Would Mark McGwire, Barry Bonds, Rafael Palmeiro, Jason Giambi etc. use these things if there were legitimate testing in place with disincentives for using performance-enhancing drugs? This much we know: Fehr’s ideology created no disincentives and a whole lot of incentives for filling their bodies with them.
Further, Fehr’s ideology didn’t protect the players’ privacy over the long haul. Now we’re going to know in detail who was breaking the law and who wasn’t. Whatever names are released—those players are going to find that they have less privacy than they do now.
All because Fehr let ideology get in the way of basic pragmatism. The NFLPA attacked the issue of drugs realistically. Their testing program has a lot of holes too but nobody’s on their case because they understood how the real world works. It’s not like Fehr didn’t know history. It’s not like Fehr didn’t know that certain players were breaking the law. Fehr had to know that when someone breaks the law it is going to cause intrusion into whatever body is violating those laws.

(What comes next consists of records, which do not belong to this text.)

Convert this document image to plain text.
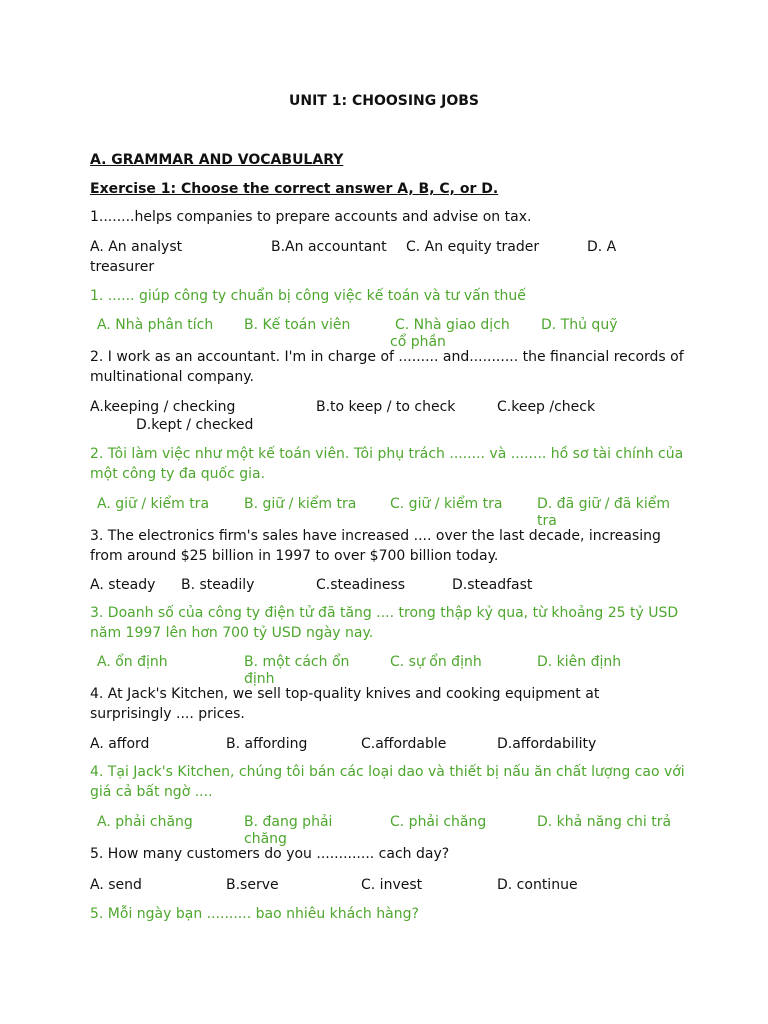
UNIT 1: CHOOSING JOBS
A. GRAMMAR AND VOCABULARY
Exercise 1: Choose the correct answer A, B, C, or D.
1........helps companies to prepare accounts and advise on tax.
A. An analyst	B.An accountant C. An equity trader	D. A
treasurer
1. ...... giúp công ty chuẩn bị công việc kế toán và tư vấn thuế
A. Nhà phân tích B. Kế toán viên	C. Nhà giao dịch cổ phần
D. Thủ quỹ
2. I work as an accountant. I'm in charge of ......... and........... the financial records of multinational company.
A.keeping / checking	B.to keep / to check	C.keep /check
D.kept / checked
2. Tôi làm việc như một kế toán viên. Tôi phụ trách ........ và ........ hồ sơ tài chính của một công ty đa quốc gia.
A. giữ / kiểm tra B. giữ / kiểm tra C. giữ / kiểm tra D. đã giữ / đã kiểm tra
3. The electronics firm's sales have increased .... over the last decade, increasing from around $25 billion in 1997 to over $700 billion today.
A. steady B. steadily	C.steadiness	D.steadfast
3. Doanh số của công ty điện tử đã tăng .... trong thập kỷ qua, từ khoảng 25 tỷ USD năm 1997 lên hơn 700 tỷ USD ngày nay.
A. ổn định	B. một cách ổn định
C. sự ổn định	D. kiên định
4. At Jack's Kitchen, we sell top-quality knives and cooking equipment at surprisingly .... prices.
A. afford	B. affording	C.affordable	D.affordability
4. Tại Jack's Kitchen, chúng tôi bán các loại dao và thiết bị nấu ăn chất lượng cao với giá cả bất ngờ ....
A. phải chăng	B. đang phải chăng
C. phải chăng	D. khả năng chi trả
5. How many customers do you ............. cach day?
A. send	B.serve	C. invest	D. continue
5. Mỗi ngày bạn .......... bao nhiêu khách hàng?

Some of it, but not all of it, could have been avoided. Fehr let his personal viewpoints color how he handled the issue of performance-enhancing drugs, and over the long haul the only thing his constituents have come away with is a lot of money. Their health might be jeopardized, their reputations might be ruined, honors might be denied, and in the ultimate irony of all, the players’ privacy wasn’t protected at all; the opposite has happened, now they will be under even more scrutiny into their personal affairs.
Now Don Fehr is pleading:
“You get to the Hall of Fame mainly through the voting of baseball writers. I just hope that the writers judge the players on what they did on the field. It’s a shame what happened with Palmeiro … I think the owners and the players’ union are making every effort to eliminate performance-enhancing drugs in baseball. The program we have in place is really good.”
It could’ve been avoided.
It’s time for Don Fehr to get back to the roots of the MLBPA. Forget about the salary bar. A system is in place that ensures that as the game’s revenues continue to grow so will player compensation. Fehr should learn from his mistake and leave his personal feelings at the door. He is not being paid for what he thinks; he’s paid to represent all major league players’ wishes. It’s time he found out precisely what those things are and learn to build a consensus that reflects the realities of the world we live in and not due to a personal value system that, while noble, doesn’t serve his employer’s best interests.